Curtailing the oligarchs would be good for Greece. Things such as licensing broadcasters could only improve the country. (Amazingly, the country’s private television channels simply started broadcasting without obtaining permission.) However, while Greece might be better off if the oligarchs’ power was checked, Syriza’s general anti-business language threatens to also demonise another class of family-owned firms, the older, multi-generational ones which are not involved in the shady world of government contracts.

There are many of these. For example, the Canellopoulos and Papalexopoulos families behind Titan Cement, which was founded in 1902 and employs over 5,000 people in 13 countries. And Viohalco, a metals mining and trading business run by brothers Nikos and Evangelos Stasinopoulos and founded in 1937 as Hellenic Copper Industry. Or the Mytilineos family’s group of businesses, which have been in metals since 1908.

These are sustainable, stable businesses which create jobs and could form the base of a functioning Greek economy. And yet Syriza’s anti-oligarch rhetoric is quickly becoming a generalised howl of anti-rich sentiment that could damage them.

It’s understandable that Greeks who are suffering would buy into policies that would damage business, like high taxes, leaving the Eurozone and even expropriation. But, says Professor Michael Jacobides of London Business School, “The problem with Syriza is that although it says it is against the oligarchs, they will profit the most if Greece leaves the euro.”

Those who already known how to play the system will continue to do so, and the honest, above-board businesses will suffer, he thinks. “A win by Syriza is more likely to strengthen the oligarchs and also punish the businesses that are more law-abiding,” Jacobides adds. Raising taxes will hit those who already pay, and do nothing to catch evaders.

The current backlash is part of an older problem in Greece, which began with the hard-left governments of the 80s, which “demonised profit”, says Jacobides. “People see private company profit as bad, and yet profiting from the government is somehow okay.
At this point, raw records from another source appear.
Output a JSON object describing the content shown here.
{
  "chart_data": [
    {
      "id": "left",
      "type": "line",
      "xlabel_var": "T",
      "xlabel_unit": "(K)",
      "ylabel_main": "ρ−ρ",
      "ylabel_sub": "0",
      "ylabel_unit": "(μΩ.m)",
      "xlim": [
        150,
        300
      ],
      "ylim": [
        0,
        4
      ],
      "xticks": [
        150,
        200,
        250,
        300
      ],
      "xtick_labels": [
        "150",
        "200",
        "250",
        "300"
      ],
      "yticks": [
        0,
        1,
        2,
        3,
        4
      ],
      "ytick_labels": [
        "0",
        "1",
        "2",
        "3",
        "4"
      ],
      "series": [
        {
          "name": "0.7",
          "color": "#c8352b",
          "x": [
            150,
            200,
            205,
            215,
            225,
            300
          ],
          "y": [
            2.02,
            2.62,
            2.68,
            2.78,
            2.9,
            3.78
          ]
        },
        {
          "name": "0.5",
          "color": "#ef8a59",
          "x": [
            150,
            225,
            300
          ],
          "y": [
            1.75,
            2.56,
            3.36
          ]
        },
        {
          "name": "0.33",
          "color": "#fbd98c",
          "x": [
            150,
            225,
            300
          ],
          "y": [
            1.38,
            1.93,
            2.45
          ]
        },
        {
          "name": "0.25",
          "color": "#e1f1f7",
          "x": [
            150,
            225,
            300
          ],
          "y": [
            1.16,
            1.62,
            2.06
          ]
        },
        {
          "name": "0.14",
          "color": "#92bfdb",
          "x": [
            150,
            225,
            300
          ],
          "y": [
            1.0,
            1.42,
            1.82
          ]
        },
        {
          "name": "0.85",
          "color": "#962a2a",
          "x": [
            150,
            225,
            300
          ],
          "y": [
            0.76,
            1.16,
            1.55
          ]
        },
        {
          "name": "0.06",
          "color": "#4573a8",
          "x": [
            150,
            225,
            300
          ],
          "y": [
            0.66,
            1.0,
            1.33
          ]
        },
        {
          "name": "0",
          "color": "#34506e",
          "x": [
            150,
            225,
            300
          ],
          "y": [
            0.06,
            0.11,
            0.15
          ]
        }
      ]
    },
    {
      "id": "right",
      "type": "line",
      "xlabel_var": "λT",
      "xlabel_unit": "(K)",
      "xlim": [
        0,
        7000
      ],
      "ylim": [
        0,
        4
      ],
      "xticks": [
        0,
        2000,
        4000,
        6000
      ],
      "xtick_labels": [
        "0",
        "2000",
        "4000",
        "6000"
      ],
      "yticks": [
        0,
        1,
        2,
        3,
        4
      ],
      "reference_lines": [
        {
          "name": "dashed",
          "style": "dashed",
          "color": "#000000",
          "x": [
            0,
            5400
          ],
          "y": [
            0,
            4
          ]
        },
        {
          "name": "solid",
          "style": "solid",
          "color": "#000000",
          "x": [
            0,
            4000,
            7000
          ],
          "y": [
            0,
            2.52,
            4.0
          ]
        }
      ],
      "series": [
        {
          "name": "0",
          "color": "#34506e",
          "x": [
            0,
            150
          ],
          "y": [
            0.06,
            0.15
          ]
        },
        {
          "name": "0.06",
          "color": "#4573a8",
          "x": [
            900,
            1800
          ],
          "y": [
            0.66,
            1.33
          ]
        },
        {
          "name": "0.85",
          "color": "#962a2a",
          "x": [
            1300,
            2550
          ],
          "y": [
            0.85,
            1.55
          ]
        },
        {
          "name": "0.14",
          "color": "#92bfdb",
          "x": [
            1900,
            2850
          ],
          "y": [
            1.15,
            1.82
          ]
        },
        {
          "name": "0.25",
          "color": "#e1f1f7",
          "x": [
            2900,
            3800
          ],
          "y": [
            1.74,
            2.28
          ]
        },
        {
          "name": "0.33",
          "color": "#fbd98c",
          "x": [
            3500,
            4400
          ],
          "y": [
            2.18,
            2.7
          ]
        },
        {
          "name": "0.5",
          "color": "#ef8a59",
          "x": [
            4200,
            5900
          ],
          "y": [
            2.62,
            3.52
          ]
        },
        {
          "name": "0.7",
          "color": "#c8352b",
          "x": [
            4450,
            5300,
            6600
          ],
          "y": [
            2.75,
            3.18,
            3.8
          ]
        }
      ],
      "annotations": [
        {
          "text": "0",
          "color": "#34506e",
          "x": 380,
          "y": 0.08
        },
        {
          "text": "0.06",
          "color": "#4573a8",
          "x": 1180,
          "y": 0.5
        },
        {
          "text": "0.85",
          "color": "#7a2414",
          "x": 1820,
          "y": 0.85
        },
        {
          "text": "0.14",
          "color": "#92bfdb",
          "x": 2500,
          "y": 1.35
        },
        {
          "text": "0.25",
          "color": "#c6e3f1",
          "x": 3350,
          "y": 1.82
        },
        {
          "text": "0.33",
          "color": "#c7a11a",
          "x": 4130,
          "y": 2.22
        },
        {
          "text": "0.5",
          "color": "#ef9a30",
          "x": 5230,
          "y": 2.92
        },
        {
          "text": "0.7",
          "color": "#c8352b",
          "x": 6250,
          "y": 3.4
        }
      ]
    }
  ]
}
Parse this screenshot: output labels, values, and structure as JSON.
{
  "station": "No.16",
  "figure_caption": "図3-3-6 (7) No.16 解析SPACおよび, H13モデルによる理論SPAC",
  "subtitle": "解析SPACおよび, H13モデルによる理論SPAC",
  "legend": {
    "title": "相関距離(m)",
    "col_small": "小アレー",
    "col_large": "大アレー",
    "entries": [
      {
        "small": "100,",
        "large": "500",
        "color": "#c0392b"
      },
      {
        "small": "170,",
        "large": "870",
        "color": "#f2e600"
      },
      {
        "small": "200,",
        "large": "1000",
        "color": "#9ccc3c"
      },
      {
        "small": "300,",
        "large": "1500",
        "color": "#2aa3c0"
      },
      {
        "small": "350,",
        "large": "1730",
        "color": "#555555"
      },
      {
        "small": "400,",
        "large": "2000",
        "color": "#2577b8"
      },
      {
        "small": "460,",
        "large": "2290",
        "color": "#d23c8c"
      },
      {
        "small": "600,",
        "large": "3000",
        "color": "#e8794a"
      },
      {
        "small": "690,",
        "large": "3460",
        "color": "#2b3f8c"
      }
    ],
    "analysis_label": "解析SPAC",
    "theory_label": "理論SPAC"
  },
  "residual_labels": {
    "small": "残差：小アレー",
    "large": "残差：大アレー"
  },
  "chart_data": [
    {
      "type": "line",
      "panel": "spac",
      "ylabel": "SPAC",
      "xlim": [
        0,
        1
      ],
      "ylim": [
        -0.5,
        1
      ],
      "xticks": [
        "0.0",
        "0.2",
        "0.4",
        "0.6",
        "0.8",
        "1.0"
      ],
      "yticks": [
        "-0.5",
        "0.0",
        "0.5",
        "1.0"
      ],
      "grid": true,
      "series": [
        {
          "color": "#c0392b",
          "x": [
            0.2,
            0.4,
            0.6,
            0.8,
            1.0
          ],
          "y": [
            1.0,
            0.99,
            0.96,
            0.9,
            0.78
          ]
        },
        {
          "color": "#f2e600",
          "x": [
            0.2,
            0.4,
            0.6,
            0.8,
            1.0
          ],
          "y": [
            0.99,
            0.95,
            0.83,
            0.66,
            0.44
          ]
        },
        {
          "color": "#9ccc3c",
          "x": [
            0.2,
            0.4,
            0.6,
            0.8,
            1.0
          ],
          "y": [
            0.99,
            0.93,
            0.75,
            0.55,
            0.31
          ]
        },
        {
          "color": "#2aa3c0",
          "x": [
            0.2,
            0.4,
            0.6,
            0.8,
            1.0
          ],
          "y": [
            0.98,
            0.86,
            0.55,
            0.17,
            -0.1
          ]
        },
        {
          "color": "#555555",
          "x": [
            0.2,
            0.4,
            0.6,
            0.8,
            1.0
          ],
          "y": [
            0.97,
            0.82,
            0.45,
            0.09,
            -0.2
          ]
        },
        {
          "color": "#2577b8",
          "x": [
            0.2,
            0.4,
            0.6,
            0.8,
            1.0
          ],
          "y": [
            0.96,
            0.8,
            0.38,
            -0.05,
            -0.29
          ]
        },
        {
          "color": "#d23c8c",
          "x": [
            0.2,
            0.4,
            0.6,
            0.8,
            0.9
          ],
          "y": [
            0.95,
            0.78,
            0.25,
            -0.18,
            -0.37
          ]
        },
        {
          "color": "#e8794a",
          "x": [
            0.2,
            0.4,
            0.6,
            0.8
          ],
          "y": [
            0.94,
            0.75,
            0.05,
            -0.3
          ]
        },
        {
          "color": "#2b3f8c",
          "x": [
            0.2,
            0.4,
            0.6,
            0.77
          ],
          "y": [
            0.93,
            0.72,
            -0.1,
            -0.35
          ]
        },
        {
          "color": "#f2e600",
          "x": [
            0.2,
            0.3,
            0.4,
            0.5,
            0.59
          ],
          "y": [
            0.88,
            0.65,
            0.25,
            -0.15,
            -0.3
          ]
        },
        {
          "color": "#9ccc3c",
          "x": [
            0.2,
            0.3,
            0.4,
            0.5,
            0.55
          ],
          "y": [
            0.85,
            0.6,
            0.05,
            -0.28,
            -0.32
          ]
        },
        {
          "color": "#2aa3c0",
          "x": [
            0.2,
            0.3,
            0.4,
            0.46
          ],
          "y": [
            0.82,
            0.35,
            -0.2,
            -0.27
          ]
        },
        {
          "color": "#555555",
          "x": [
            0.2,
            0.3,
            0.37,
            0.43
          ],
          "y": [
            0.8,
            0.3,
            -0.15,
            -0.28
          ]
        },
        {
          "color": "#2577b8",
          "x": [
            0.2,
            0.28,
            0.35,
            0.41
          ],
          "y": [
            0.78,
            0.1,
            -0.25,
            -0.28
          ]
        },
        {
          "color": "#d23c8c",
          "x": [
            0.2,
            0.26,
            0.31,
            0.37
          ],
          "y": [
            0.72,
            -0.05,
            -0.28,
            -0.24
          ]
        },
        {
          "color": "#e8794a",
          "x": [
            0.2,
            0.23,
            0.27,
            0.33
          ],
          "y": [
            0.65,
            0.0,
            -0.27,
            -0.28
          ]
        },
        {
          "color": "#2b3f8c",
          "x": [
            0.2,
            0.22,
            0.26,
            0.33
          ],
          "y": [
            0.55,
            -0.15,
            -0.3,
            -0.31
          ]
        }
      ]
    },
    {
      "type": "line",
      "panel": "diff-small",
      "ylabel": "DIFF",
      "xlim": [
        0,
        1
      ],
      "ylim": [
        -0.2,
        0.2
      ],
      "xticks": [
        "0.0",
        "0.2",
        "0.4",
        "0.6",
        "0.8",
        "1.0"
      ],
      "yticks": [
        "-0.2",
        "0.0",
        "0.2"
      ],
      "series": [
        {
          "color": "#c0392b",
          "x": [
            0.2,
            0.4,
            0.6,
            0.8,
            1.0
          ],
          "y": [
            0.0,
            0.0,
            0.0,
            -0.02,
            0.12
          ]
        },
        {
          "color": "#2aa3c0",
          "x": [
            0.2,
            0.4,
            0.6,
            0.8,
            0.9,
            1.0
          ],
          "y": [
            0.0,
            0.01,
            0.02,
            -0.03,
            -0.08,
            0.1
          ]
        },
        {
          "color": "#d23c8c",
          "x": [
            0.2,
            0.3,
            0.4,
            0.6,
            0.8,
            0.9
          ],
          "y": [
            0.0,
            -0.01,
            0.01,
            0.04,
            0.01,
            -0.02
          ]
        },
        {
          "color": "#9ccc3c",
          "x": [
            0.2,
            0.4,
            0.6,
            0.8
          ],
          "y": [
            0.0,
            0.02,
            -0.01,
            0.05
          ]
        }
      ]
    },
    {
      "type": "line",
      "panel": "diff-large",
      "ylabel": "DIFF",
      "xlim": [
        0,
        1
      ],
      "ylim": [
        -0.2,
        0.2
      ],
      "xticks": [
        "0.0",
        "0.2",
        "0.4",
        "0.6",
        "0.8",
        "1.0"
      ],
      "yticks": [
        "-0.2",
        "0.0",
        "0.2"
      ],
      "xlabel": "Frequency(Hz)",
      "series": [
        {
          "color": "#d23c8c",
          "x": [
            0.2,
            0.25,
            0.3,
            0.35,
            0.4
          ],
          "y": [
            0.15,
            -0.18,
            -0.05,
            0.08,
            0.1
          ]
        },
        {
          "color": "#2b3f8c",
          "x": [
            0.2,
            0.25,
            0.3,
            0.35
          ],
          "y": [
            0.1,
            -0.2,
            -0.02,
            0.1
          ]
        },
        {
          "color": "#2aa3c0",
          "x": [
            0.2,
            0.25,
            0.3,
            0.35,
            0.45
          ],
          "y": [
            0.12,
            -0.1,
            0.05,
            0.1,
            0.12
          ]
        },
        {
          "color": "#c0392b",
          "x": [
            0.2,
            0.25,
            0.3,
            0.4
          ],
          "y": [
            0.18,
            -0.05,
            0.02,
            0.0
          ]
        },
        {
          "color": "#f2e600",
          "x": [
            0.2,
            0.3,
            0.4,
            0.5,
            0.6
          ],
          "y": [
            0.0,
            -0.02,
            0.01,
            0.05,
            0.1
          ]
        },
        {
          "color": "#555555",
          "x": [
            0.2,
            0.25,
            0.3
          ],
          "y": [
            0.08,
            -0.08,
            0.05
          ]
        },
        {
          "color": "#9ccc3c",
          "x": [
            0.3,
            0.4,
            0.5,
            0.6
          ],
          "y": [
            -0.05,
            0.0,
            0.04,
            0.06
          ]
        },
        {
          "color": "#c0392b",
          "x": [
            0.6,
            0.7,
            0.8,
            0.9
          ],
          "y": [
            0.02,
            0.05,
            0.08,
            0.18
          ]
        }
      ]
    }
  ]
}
We need a more honest relationship to profit,” he adds.  Understanding that they have some world-class family-owned businesses would be a start.

It is hard to take Syriza seriously when they defend the large taxpayer-funded pensions of people who forged certificates to land their government jobs. But people are so angry that they are listening. It would be crazy and sad it the Greek people let their hatred of a few sleazy oligarchs damage their tottering economy even further.